As a freelancer, how many projects do you take on at once? - joshpitzalis
======
joshpitzalis
My approach at the moment is to work on two projects at once. I try and spend
about 4 hours on one project and then 2 hours on the other. Then I alternate
each day. This doesn't always work so some weeks I'll just dedicate entire
days to one project and then other days to the other. It's a pretty good
approach because it means I always have paid work. As soon as one project is
finished I spend that time looking for new work. I usually find my next
project before the second one ends so there is always overlap. The downside is
that I prefer to focus on one thing and dig into it. I can't really do that
with my approach. If I did then there would be gaps where I am looking for
work between projects. The other downside is that I don't work as fast as
other people. I always quote longer deadlines because I know I have to account
for working on both projects. I'm interested to know how other people handle
their workflow.
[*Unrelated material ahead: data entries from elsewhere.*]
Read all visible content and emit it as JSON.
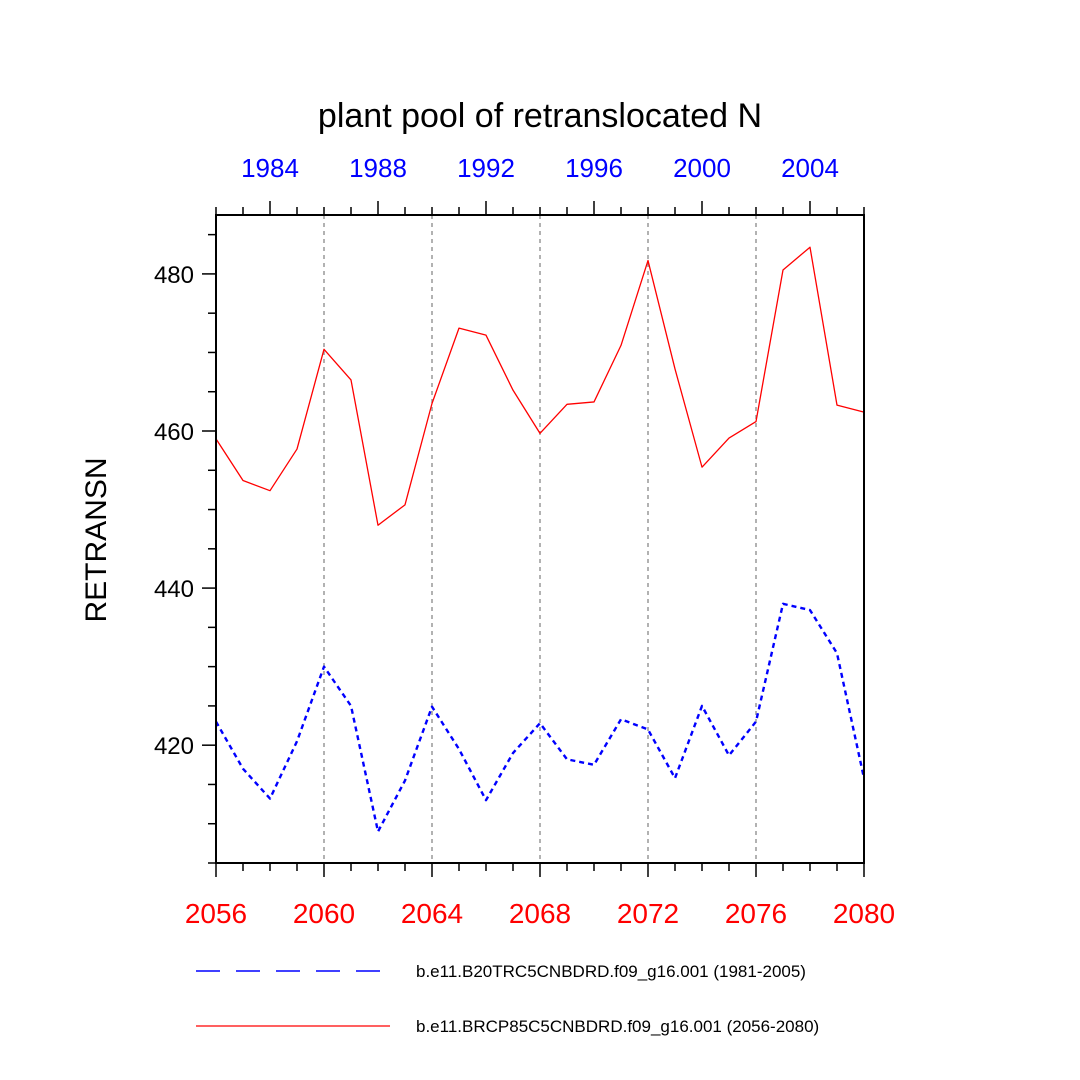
{
  "chart_data": {
    "type": "line",
    "title": "plant pool of retranslocated N",
    "ylabel": "RETRANSN",
    "xlabel": "",
    "xlim": [
      2056,
      2080
    ],
    "ylim": [
      405,
      487.5
    ],
    "x_ticks": [
      "2056",
      "2060",
      "2064",
      "2068",
      "2072",
      "2076",
      "2080"
    ],
    "top_axis_ticks": [
      "1984",
      "1988",
      "1992",
      "1996",
      "2000",
      "2004"
    ],
    "y_ticks": [
      "420",
      "440",
      "460",
      "480"
    ],
    "x": [
      2056,
      2057,
      2058,
      2059,
      2060,
      2061,
      2062,
      2063,
      2064,
      2065,
      2066,
      2067,
      2068,
      2069,
      2070,
      2071,
      2072,
      2073,
      2074,
      2075,
      2076,
      2077,
      2078,
      2079,
      2080
    ],
    "series": [
      {
        "name": "b.e11.B20TRC5CNBDRD.f09_g16.001 (1981-2005)",
        "color": "#0000ff",
        "style": "dashed",
        "values": [
          423,
          417,
          413.2,
          420.5,
          430,
          425,
          409,
          415.5,
          424.9,
          419.5,
          413,
          419,
          422.8,
          418.2,
          417.5,
          423.3,
          422,
          415.8,
          425,
          418.7,
          423,
          438,
          437.2,
          431.7,
          415.8
        ]
      },
      {
        "name": "b.e11.BRCP85C5CNBDRD.f09_g16.001 (2056-2080)",
        "color": "#ff0000",
        "style": "solid",
        "values": [
          459,
          453.7,
          452.4,
          457.7,
          470.4,
          466.5,
          448,
          450.6,
          463.5,
          473.1,
          472.2,
          465.2,
          459.7,
          463.4,
          463.7,
          470.9,
          481.7,
          467.9,
          455.4,
          459.1,
          461.2,
          480.5,
          483.4,
          463.3,
          462.4
        ]
      }
    ],
    "legend_position": "bottom"
  }
}
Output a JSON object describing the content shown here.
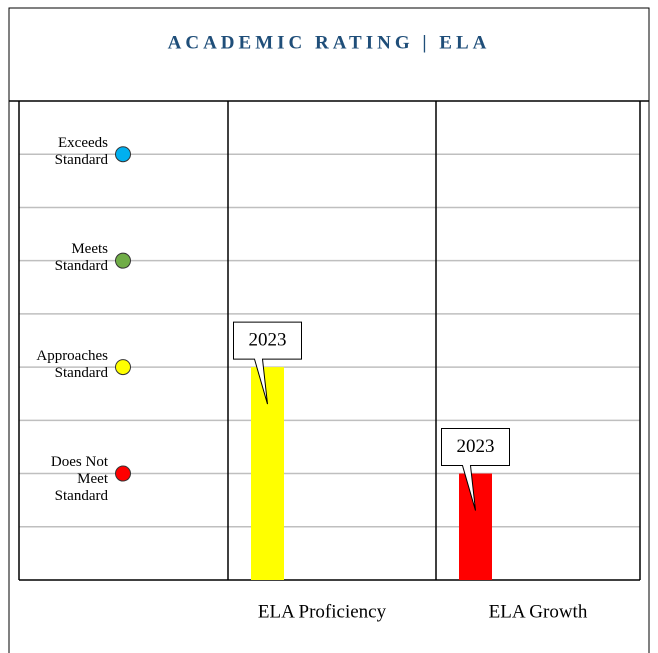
{
  "chart_data": {
    "type": "bar",
    "title": "ACADEMIC RATING | ELA",
    "categories": [
      "ELA Proficiency",
      "ELA Growth"
    ],
    "values": [
      2,
      1
    ],
    "colors": [
      "#ffff00",
      "#ff0000"
    ],
    "bar_annotations": [
      "2023",
      "2023"
    ],
    "ylim": [
      0,
      4.5
    ],
    "yticks": [
      {
        "value": 1,
        "label": "Does Not\nMeet\nStandard"
      },
      {
        "value": 2,
        "label": "Approaches\nStandard"
      },
      {
        "value": 3,
        "label": "Meets\nStandard"
      },
      {
        "value": 4,
        "label": "Exceeds\nStandard"
      }
    ],
    "minor_yticks": [
      0.5,
      1.5,
      2.5,
      3.5
    ],
    "level_colors": [
      "#ff0000",
      "#ffff00",
      "#70ad47",
      "#00b0f0"
    ],
    "grid": true
  }
}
I'd love a better approach. How many projects do you take on
at once and how do you handle your workflow?

------
BjoernKW
I try to have at least 2 at any time.

The upper limit depends on several factors such as deadlines, the
communication skills of everybody involved and the ability to work on projects
remotely.

When you find yourself juggling projects and not being able to communicate
with each customer on a weekly basis at least you probably have taken on too
many projects.

------
chrisbennet
The last couple of years I've been doing 2-3 long term projects at once. I try
to work project on one project at a time for a few days or week. The sort of
problems I work on sometimes don't have obvious answers so thinking about one
project exclusively means that sometimes I wake up with the answer.